Cincinnati isn’t drooling for a new type of chili. The city isn’t waiting on pins and needles for their new street car to ding around the tracks. Ask any Porkopolis native during pigskin season what they truly want and the answer will be overwhelming. Andy Dalton has to win a playoff game. In four years as a starter for the Bengals, Andy Dalton is 40-23-1. That translates to a winning percentage of .640. Why hasn’t Dalton produced?
Marvin Lewis and his staff have surrounded Dalton with the weapons of mass destruction. Each year, Andy Dalton has had the type of teammates NFL quarterbacks dream of. The running game is sound, the receivers are speedy, and shifty ballerinos with catchers have mitts for hands. Dalton must look in the mirror and find his inner will to win during the post season. Andy led the Horned Frogs of Texas Christian University to a Rose Bowl victory. It was his last game as a college player. He left TCU as the all-time leader in wins and other passing statistics. Dalton must tap into that legacy and remember the championship feeling.

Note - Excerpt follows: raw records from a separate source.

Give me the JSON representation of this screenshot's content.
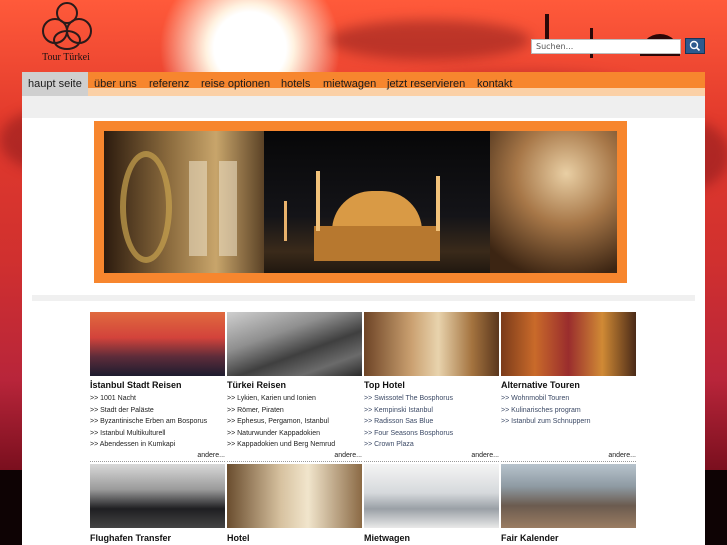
{
  "brand": {
    "name": "Tour Türkei"
  },
  "search": {
    "placeholder": "Suchen...",
    "button_icon": "search-icon"
  },
  "nav": [
    {
      "label": "haupt seite",
      "active": true
    },
    {
      "label": "über uns"
    },
    {
      "label": "referenz"
    },
    {
      "label": "reise optionen"
    },
    {
      "label": "hotels"
    },
    {
      "label": "mietwagen"
    },
    {
      "label": "jetzt reservieren"
    },
    {
      "label": "kontakt"
    }
  ],
  "tiles_row1": [
    {
      "title": "İstanbul Stadt Reisen",
      "links": [
        ">> 1001 Nacht",
        ">> Stadt der Paläste",
        ">> Byzantinische Erben am Bosporus",
        ">> Istanbul Multikulturell",
        ">> Abendessen in Kumkapi"
      ],
      "more": "andere..."
    },
    {
      "title": "Türkei Reisen",
      "links": [
        ">> Lykien, Karien und Ionien",
        ">> Römer, Piraten",
        ">> Ephesus, Pergamon, Istanbul",
        ">> Naturwunder Kappadokien",
        ">> Kappadokien und Berg Nemrud"
      ],
      "more": "andere..."
    },
    {
      "title": "Top Hotel",
      "links": [
        ">> Swissotel The Bosphorus",
        ">> Kempinski Istanbul",
        ">> Radisson Sas Blue",
        ">> Four Seasons Bosphorus",
        ">> Crown Plaza"
      ],
      "more": "andere..."
    },
    {
      "title": "Alternative Touren",
      "links": [
        ">> Wohnmobil Touren",
        ">> Kulinarisches program",
        ">> Istanbul zum Schnuppern"
      ],
      "more": "andere..."
    }
  ],
  "tiles_row2": [
    {
      "title": "Flughafen Transfer"
    },
    {
      "title": "Hotel"
    },
    {
      "title": "Mietwagen"
    },
    {
      "title": "Fair Kalender"
    }
  ],
  "colors": {
    "accent_orange": "#f7862e",
    "nav_active": "#cfcfcf",
    "search_button": "#2d5a8e"
  }
}
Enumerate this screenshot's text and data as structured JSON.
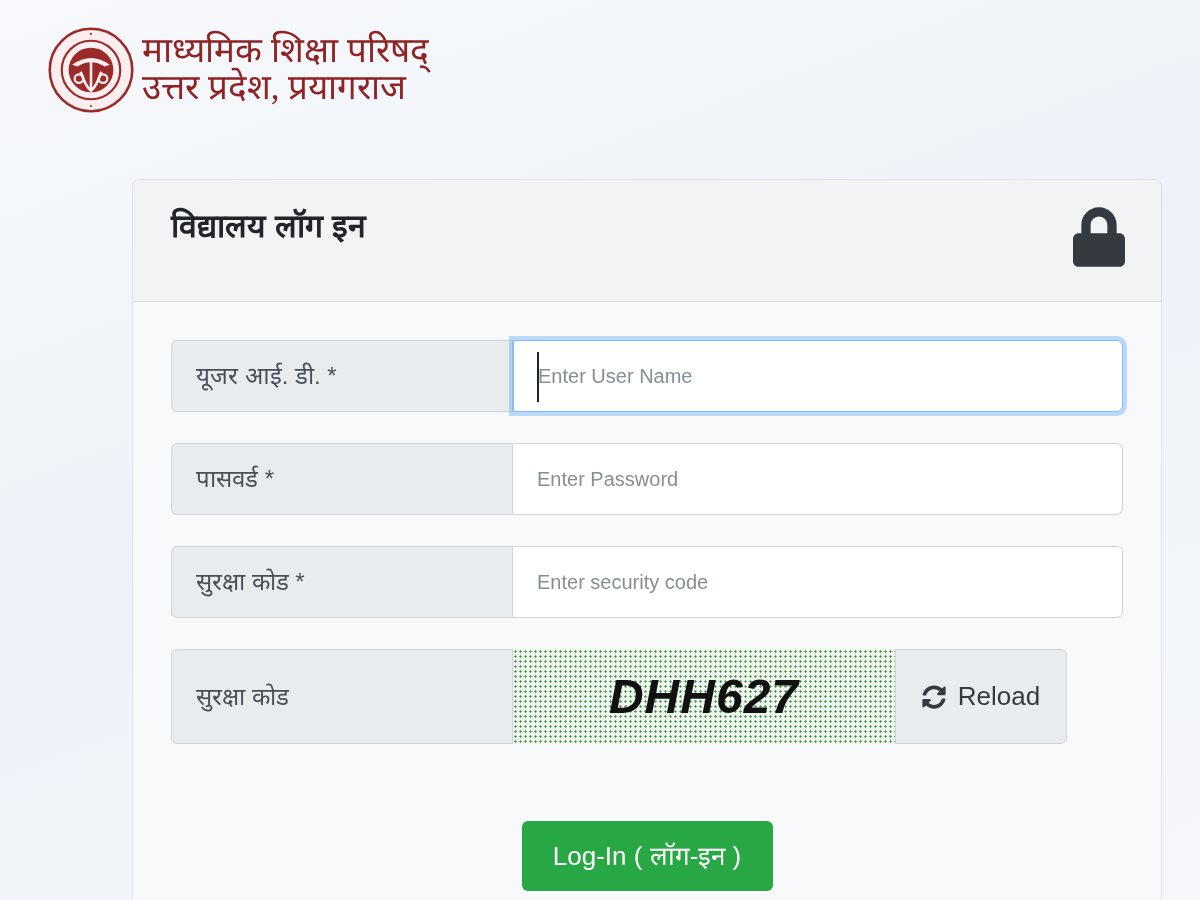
{
  "header": {
    "logo_line_1": "माध्यमिक शिक्षा परिषद्",
    "logo_line_2": "उत्तर प्रदेश, प्रयागराज"
  },
  "login_card": {
    "title": "विद्यालय लॉग इन",
    "fields": [
      {
        "label": "यूजर आई. डी. *",
        "placeholder": "Enter User Name",
        "focused": true
      },
      {
        "label": "पासवर्ड *",
        "placeholder": "Enter Password",
        "focused": false
      },
      {
        "label": "सुरक्षा कोड *",
        "placeholder": "Enter security code",
        "focused": false
      }
    ],
    "captcha": {
      "label": "सुरक्षा कोड",
      "code": "DHH627",
      "reload_button": "Reload"
    },
    "submit_button": "Log-In ( लॉग-इन )"
  }
}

Earlier this summer, the New York Times described Cincinnati sports fans as one of the most cursed in the country. Dalton is under pressure to remove the stigma of doubt from the subconscious of Bengals fans.
In an interview with ESPN, Dalton expressed his feelings on that pressure to win.
“When I first came in, they didn’t expect us to win a game and we won nine and made it to the playoffs and made it to the Pro Bowl, so there wasn’t any negative then. It’s just because time has gone on. I think it just comes down to the whole playoff thing. At the end of the day, the way I go about it is don’t let somebody else’s opinion of you define who you are.”
Time has indeed gone on. It’s time now for Andy Dalton to define the player his numbers and awards claim he is.